Pera M F, Blasco-Lafita M J, Cooper S, Mason M, Mills J, Monaghan P
Radiotherapy Section, Royal Cancer Hospital, Sutton, Surrey, UK.
Differentiation. 1988 Dec;39(2):139-49. doi: 10.1111/j.1432-0436.1988.tb00089.x.

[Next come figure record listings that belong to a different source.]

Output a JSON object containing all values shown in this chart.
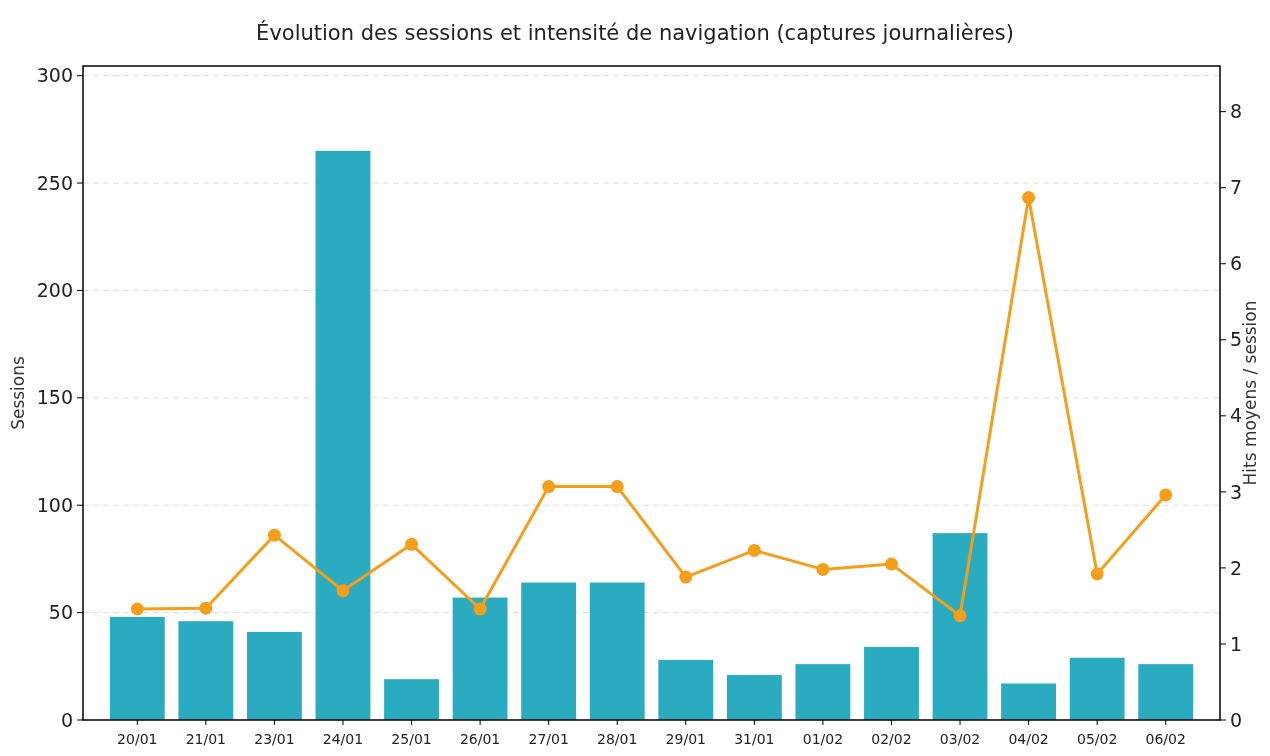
{
  "chart_data": {
    "type": "bar",
    "title": "Évolution des sessions et intensité de navigation (captures journalières)",
    "ylabel": "Sessions",
    "y2label": "Hits moyens / session",
    "categories": [
      "20/01",
      "21/01",
      "23/01",
      "24/01",
      "25/01",
      "26/01",
      "27/01",
      "28/01",
      "29/01",
      "31/01",
      "01/02",
      "02/02",
      "03/02",
      "04/02",
      "05/02",
      "06/02"
    ],
    "series": [
      {
        "color": "#2aabc0",
        "values": [
          48,
          46,
          41,
          265,
          19,
          57,
          64,
          64,
          28,
          21,
          26,
          34,
          87,
          17,
          29,
          26
        ]
      },
      {
        "type": "line",
        "axis": "y2",
        "color": "#f59e1b",
        "values": [
          1.46,
          1.47,
          2.43,
          1.7,
          2.31,
          1.46,
          3.07,
          3.07,
          1.88,
          2.23,
          1.98,
          2.05,
          1.37,
          6.87,
          1.92,
          2.96
        ]
      }
    ],
    "ylim": [
      0,
      304.5
    ],
    "yticks": [
      0,
      50,
      100,
      150,
      200,
      250,
      300
    ],
    "y2lim": [
      0,
      8.6
    ],
    "y2ticks": [
      0,
      1,
      2,
      3,
      4,
      5,
      6,
      7,
      8
    ],
    "grid": "y",
    "marker": "circle",
    "line_style": "solid"
  }
}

Human embryonal carcinoma cells sometimes display the developmental potential of early embryonic stem cells. While available data do not clearly identify a counterpart of these tumor cells in normal development, previous comparisons of human embryonal carcinoma and yolk sac carcinomas indicated that these cell types are closely related, and suggested that embryonal carcinoma cells might resemble the progenitors of extraembryonic endoderm. To analyse further cell-differentiation lineage in these tumors, we produced monoclonal antibodies to cytostructurally associated antigens of human embryonal carcinoma cells. Spleen cells from mice immunized with a detergent-insoluble extract of cultured human embryonal carcinoma cells were fused to NS-1 myeloma cells, and hybridoma supernatants were screened by indirect immunofluorescence on the immunizing cell line, then on a panel of cell lines derived from human embryonal carcinomas, yolk sac carcinomas, and a range of neoplastic and normal tissues. Monoclonal antibody GCTM-1 stained the nuclei of all human cells tested and served as a positive control; this antibody immunoprecipitated proteins of 85 and 66 k Da from human embryonal carcinoma cells. GCTM-2 recognized an epitope on a 200-k Da extracellular protein present on the surface of embryonal carcinoma cells, and stained the surface of visceral yolk sac-type carcinoma and colorectal carcinoma cells as well. Enzymatic analysis of carbohydrate residues on the GCTM-2 antigen revealed that it was a keratan sulphate proteoglycan, and suggested that the epitope recognized by the antibody lies on the core protein. In immunoblots, antibody GCTM-3 bound to a 57-k Da cytoskeletal protein expressed in human embryonal carcinoma. This antibody decorated filamentous arrays in cell lines from human embryonal carcinoma, visceral yolk sac carcinoma, parietal yolk sac carcinoma (endodermal sinus tumour), and adenocarcinoma and large cell carcinoma of the lung. Antibody GCTM-4 recognized a determinant present on a 69-k Da polypeptide, associated with a component of the lysosomal compartment, which was expressed in embryonal carcinoma cells, but no other cell type tested. The results with this antibody panel thus allow distinction between human embryonal carcinoma and yolk sac carcinoma, but provide further evidence of a close relationship between these cell types.
人胚胎癌细胞有时会表现出早期胚胎干细胞的发育潜能。虽然现有数据并未明确在正常发育过程中这些肿瘤细胞的对应物,但先前对人胚胎癌和卵黄囊癌的比较表明,这些细胞类型密切相关,并提示胚胎癌细胞可能类似于胚外内胚层的祖细胞。为了进一步分析这些肿瘤中的细胞分化谱系,我们制备了针对人胚胎癌细胞细胞结构相关抗原的单克隆抗体。用培养的人胚胎癌细胞的去污剂不溶性提取物免疫的小鼠脾细胞与NS-1骨髓瘤细胞融合,杂交瘤上清液通过间接免疫荧光在免疫细胞系上进行筛选,然后在一系列源自人胚胎癌、卵黄囊癌以及一系列肿瘤性和正常组织的细胞系上进行筛选。单克隆抗体GCTM-1对所有测试的人细胞的细胞核进行染色,并用作阳性对照;该抗体从人胚胎癌细胞中免疫沉淀出85 kDa和66 kDa的蛋白质。GCTM-2识别胚胎癌细胞表面存在的一种200 kDa细胞外蛋白上的一个表位,并且也对内脏卵黄囊型癌和结肠癌细胞的表面进行染色。对GCTM-2抗原上碳水化合物残基的酶促分析表明它是一种硫酸角质素蛋白聚糖,并提示该抗体识别的表位位于核心蛋白上。在免疫印迹中,抗体GCTM-3与在人胚胎癌中表达的一种57 kDa细胞骨架蛋白结合。该抗体在源自人胚胎癌、内脏卵黄囊癌、壁层卵黄囊癌(内胚窦瘤)以及肺腺癌和大细胞癌的细胞系中对丝状阵列进行装饰。抗体GCTM-4识别存在于一种69 kDa多肽上的一个决定簇,该多肽与溶酶体区室的一个成分相关,其在胚胎癌细胞中表达,但在测试的其他细胞类型中未表达。因此,该抗体组的结果能够区分人胚胎癌和卵黄囊癌,但提供了这些细胞类型之间密切关系的进一步证据。